Socialization of investment is required not only for achieving economic stability but also for ecological stability. As economic growth approaches zero and the capitalist profit rate falls toward zero, there will be less incentives for the capitalist to undertake productive investment.

In a capitalist economy, as investment falls, economic output would fall below the full employment level and a large portion of the labor force would be unemployed. In the post-capitalist transition, the government should follow Keynes’s advice, using “socialization of investment’’ to approach full employment. Public investment will increase, offsetting the decline of private investment. As public investment gradually replaces private investment, most of the means of production will be socialized.

The increase in public investment will not be used to generate economic growth. As socially owned enterprises (which may include state-owned enterprise, community-owned enterprises, or cooperatives) take over the bulk of the economy, the profits of the socially owned enterprises will be collected as taxes or contributions to communities and used for public consumption or to finance the energy transition.

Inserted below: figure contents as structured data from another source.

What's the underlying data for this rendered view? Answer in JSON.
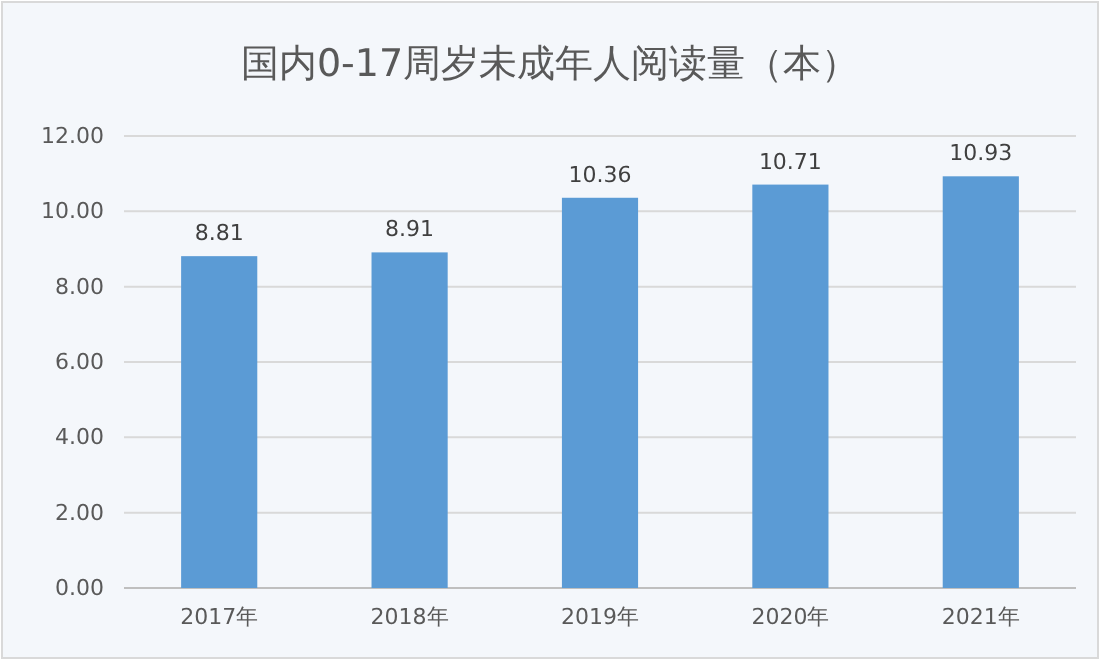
{
  "chart_data": {
    "type": "bar",
    "title": "国内0-17周岁未成年人阅读量（本）",
    "categories": [
      "2017年",
      "2018年",
      "2019年",
      "2020年",
      "2021年"
    ],
    "values": [
      8.81,
      8.91,
      10.36,
      10.71,
      10.93
    ],
    "color": "#5b9bd5",
    "ylim": [
      0,
      12
    ],
    "yticks": [
      {
        "value": 0,
        "label": "0.00"
      },
      {
        "value": 2,
        "label": "2.00"
      },
      {
        "value": 4,
        "label": "4.00"
      },
      {
        "value": 6,
        "label": "6.00"
      },
      {
        "value": 8,
        "label": "8.00"
      },
      {
        "value": 10,
        "label": "10.00"
      },
      {
        "value": 12,
        "label": "12.00"
      }
    ],
    "grid": "y",
    "data_labels": true
  }
}
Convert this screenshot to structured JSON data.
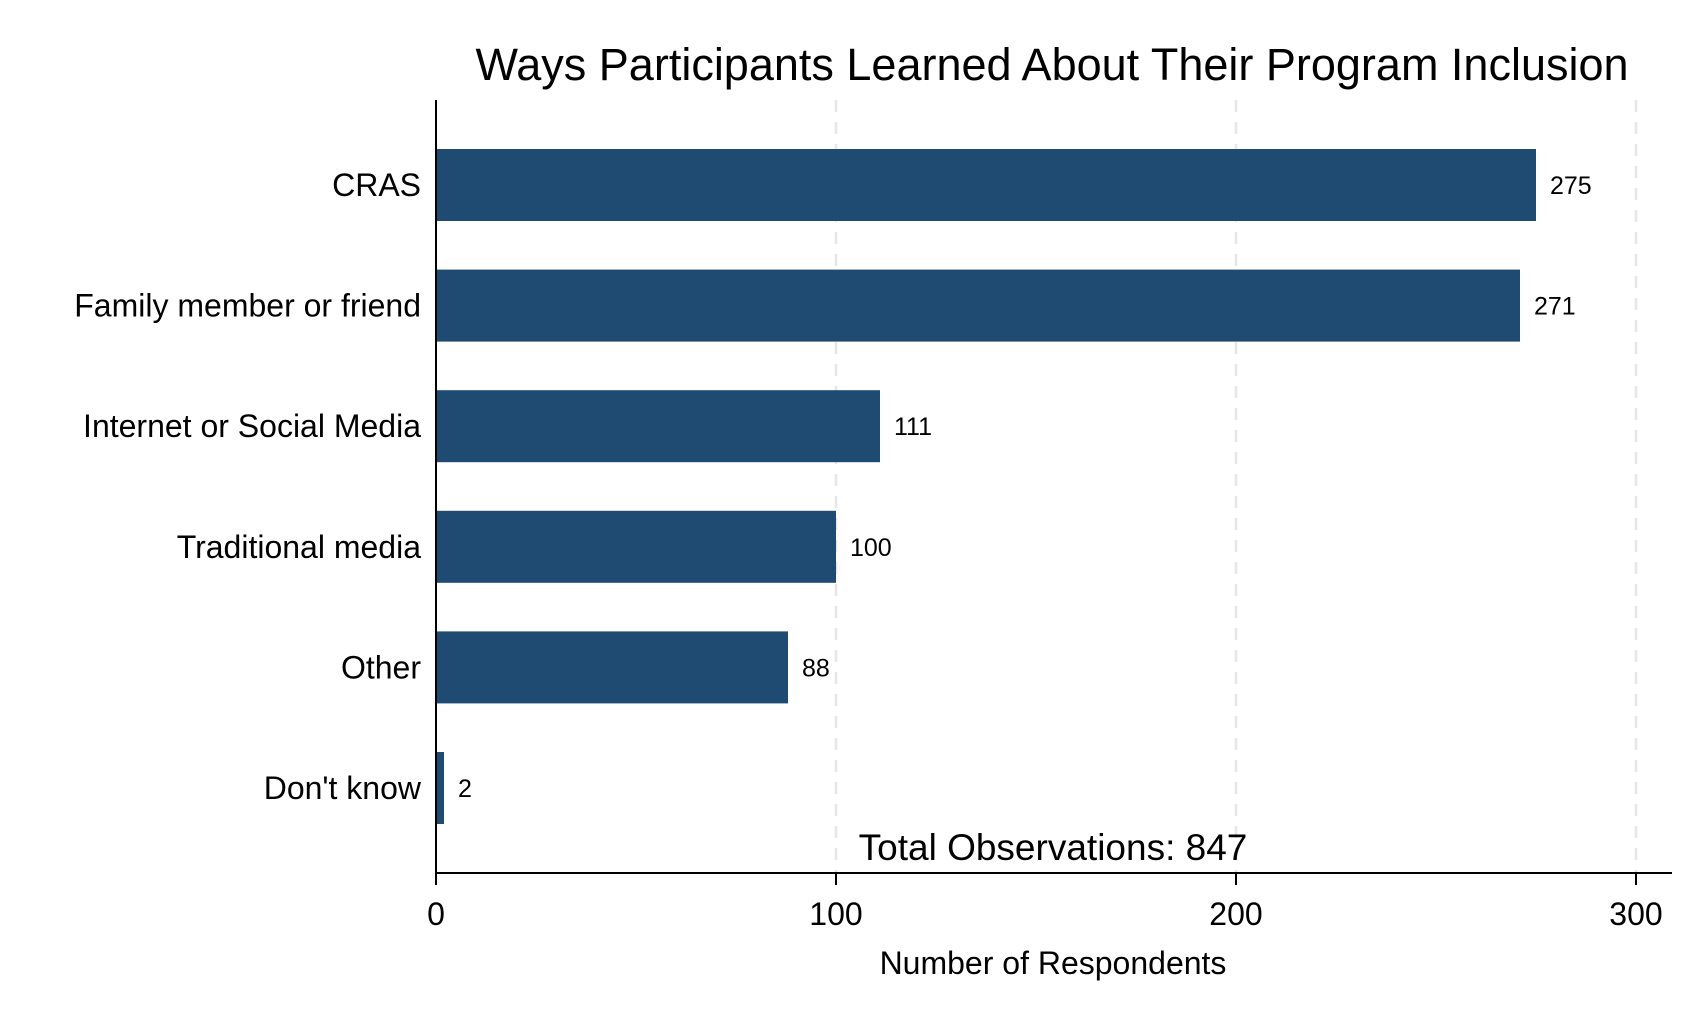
{
  "chart_data": {
    "type": "bar",
    "orientation": "horizontal",
    "title": "Ways Participants Learned About Their Program Inclusion",
    "xlabel": "Number of Respondents",
    "ylabel": "",
    "categories": [
      "CRAS",
      "Family member or friend",
      "Internet or Social Media",
      "Traditional media",
      "Other",
      "Don't know"
    ],
    "values": [
      275,
      271,
      111,
      100,
      88,
      2
    ],
    "value_labels": [
      "275",
      "271",
      "111",
      "100",
      "88",
      "2"
    ],
    "xlim": [
      0,
      310
    ],
    "xticks": [
      0,
      100,
      200,
      300
    ],
    "xtick_labels": [
      "0",
      "100",
      "200",
      "300"
    ],
    "grid": "vertical dashed",
    "annotation": "Total Observations: 847",
    "bar_color": "#1f4a72",
    "grid_color": "#e6e6e6"
  }
}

Minqi Li is a born-again economist who has now placed his faith in Marxian economics. He has demonstrated that economists of Marxian persuasions need not eschew Keynes as argued in the excerpt above. On another note, he is also the first to demonstrate how the rise of China will shake the core of the entire capitalist system and lead to its demise.

Oh, those curves!

The General Theory was published in 1936. Thirty eight years later, a dinner meeting of sorts between Dick Cheney, Donald Rumsfeld and a host of chums led to another infamous hand-drawn curve known as the Laffer Curve. This time, however, it was drawn on a table napkin. The rest is history. The Laffer Curve went on to become the bedrock of Reaganomics, which reduced the top marginal rate of tax from 70% to 31%. David Stockman, a chief architect of Reaganomics and Director of the Office of Management and Budget (OMB), provides a harsh review in his memoir The Triumph of Politics: Why the Reagan Revolution Failed. “The way they talked, they seemed to expect that once the supply-side tax cut was in effect, additional revenue would start to fall, manna-like, from the heavens” argues Stockman and continues that “I had been explaining that there is no literal Laffer curve… I had repeated this little lecture until I was blue in the face. But they never stopped asking about the magical Laffer curve.’’

Curves are beautiful mathematical objects that appear in unexpected places. As for A.W. Phillips, he may have been inspired by the curved arches of the Aqueduct of Segovia. After all, he dabbled in hydraulics and even developed an analogue computer which used hydraulics to demonstrate how the British economy worked. Curves seem to hold a lot of truth to many and the following words of the Brazilian architect Oscar Niemeyer, when asked about his curvaceous forms, takes the cake:

Right angles don’t attract me. Nor straight, hard and inflexible lines created by man….what attracts me are free and sensual curves. The curves we find in mountains, in the waves of the sea, in the body of the woman we love.